Part 2: From Chip Optimization to World Simulation
Implementing VLA necessitates pushing existing computing platforms to their limits through engineering optimization.
With a theoretical computing power of 700 TOPS, the Thor chip achieves a reasoning efficiency of 1000 TOPS through INT8 and FP8 mixed-precision optimization, PTX underlying rewrite, CUDA modifications, and other techniques. This supports the VLA model's operation at a high frame rate of 10Hz.
Even on the less powerful Orin-X chip, INT4 mixed precision and streamlined MoE deployment are employed to achieve a reasoning experience comparable to the Thor platform, maintaining synchronized capabilities.
Data and training capabilities form another cornerstone. The data closed loop has amassed over 1.2 billion valid driving data segments, using 'experienced driver style' as the annotation criterion to clean the training data, ensuring high safety, comfort, and regulatory compliance.
The current model is based on 10 million Clips for foundational training, achieving stable convergence from FP32 to FP8/INT4 models through QAT quantization training and proprietary toolchains. Coupled with the RLHF reinforcement learning mechanism, it ensures each model version continually approaches the goal of '10 times the safety of human driving.'
The true leap in the VLA model hinges not on training data alone but on the implementation of the world model and simulation environment.
Amidst the high costs and slow feedback cycles of the physical world, Li Auto's proprietary world model constructs a comprehensive embodied intelligent training space.
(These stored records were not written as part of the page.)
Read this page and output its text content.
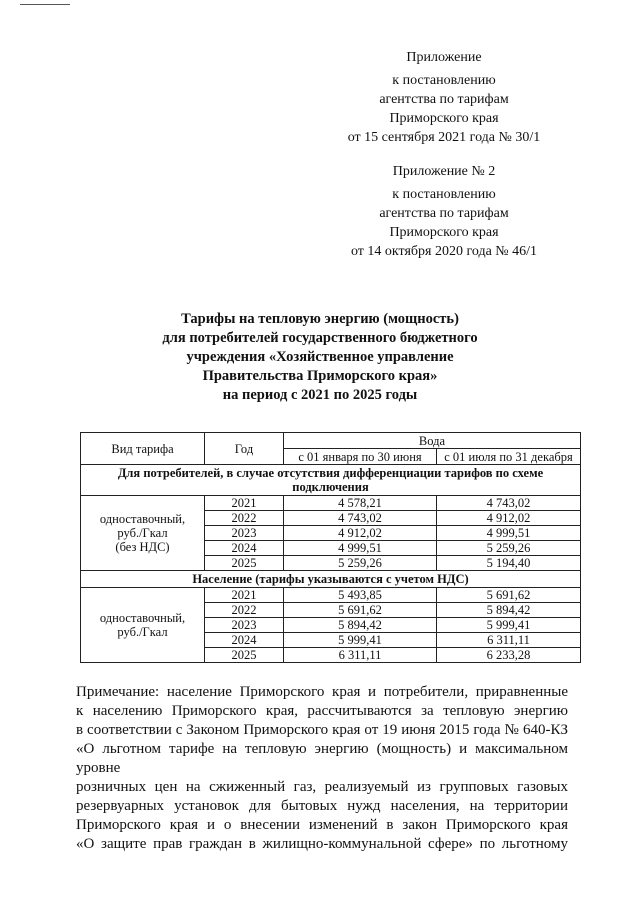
Приложение
к постановлению
агентства по тарифам
Приморского края
от 15 сентября 2021 года № 30/1
Приложение № 2
к постановлению
агентства по тарифам
Приморского края
от 14 октября 2020 года № 46/1
Тарифы на тепловую энергию (мощность)
для потребителей государственного бюджетного
учреждения «Хозяйственное управление
Правительства Приморского края»
на период с 2021 по 2025 годы
Вид тарифа	Год	Вода	
		с 01 января по 30 июня	с 01 июля по 31 декабря
Для потребителей, в случае отсутствия дифференциации тарифов по схеме подключения			

одноставочный,
руб./Гкал
(без НДС)	2021	4 578,21	4 743,02
	2022	4 743,02	4 912,02
	2023	4 912,02	4 999,51
	2024	4 999,51	5 259,26
	2025	5 259,26	5 194,40
Население (тарифы указываются с учетом НДС)			

одноставочный,
руб./Гкал	2021	5 493,85	5 691,62
	2022	5 691,62	5 894,42
	2023	5 894,42	5 999,41
	2024	5 999,41	6 311,11
	2025	6 311,11	6 233,28
Примечание: население Приморского края и потребители, приравненные
к населению Приморского края, рассчитываются за тепловую энергию
в соответствии с Законом Приморского края от 19 июня 2015 года № 640-КЗ
«О льготном тарифе на тепловую энергию (мощность) и максимальном уровне
розничных цен на сжиженный газ, реализуемый из групповых газовых
резервуарных установок для бытовых нужд населения, на территории
Приморского края и о внесении изменений в закон Приморского края
«О защите прав граждан в жилищно-коммунальной сфере» по льготному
By creating a 3D physical environment with Agent intelligence, it simulates details such as traffic light visibility, vehicle behavior feedback, and collision response. This enables the replacement of real-vehicle training with simulations in over 90% of scenarios.
The system supports over 300,000 kilometers of test mileage daily, amassing over 40 million kilometers of simulation data. Each simulation sample undergoes evaluation, scoring, feedback, and reinforcement through training by the large model, forming a comprehensive closed loop.
In the OTA 7.5 'Super Alignment' update, the VLA model surpasses previous-generation end-to-end models in scores through coverage and evaluation of over 400,000 simulation scenarios.
Li Auto's world model simulation capabilities represent the paramount technical barrier for the VLA model. They accelerate the model optimization process and establish an industry-leading evaluation system and behavior reward mechanism. This provides genuine feedback for reinforcement learning and ensures the orderly evolution of safety, comfort, and compliance during the model's continuous embodied intelligence enhancement.
Summary
VLA could represent a path for assisted driving, evolving from the separation of perception, decision-making, and execution towards the integration of human-like reasoning, interaction, and autonomous behavior. The true value of VLA lies not merely in being a 'driver model' that drives more smoothly, requires fewer takeovers, and communicates more naturally, but in its transformative potential to redefine the future of autonomous driving.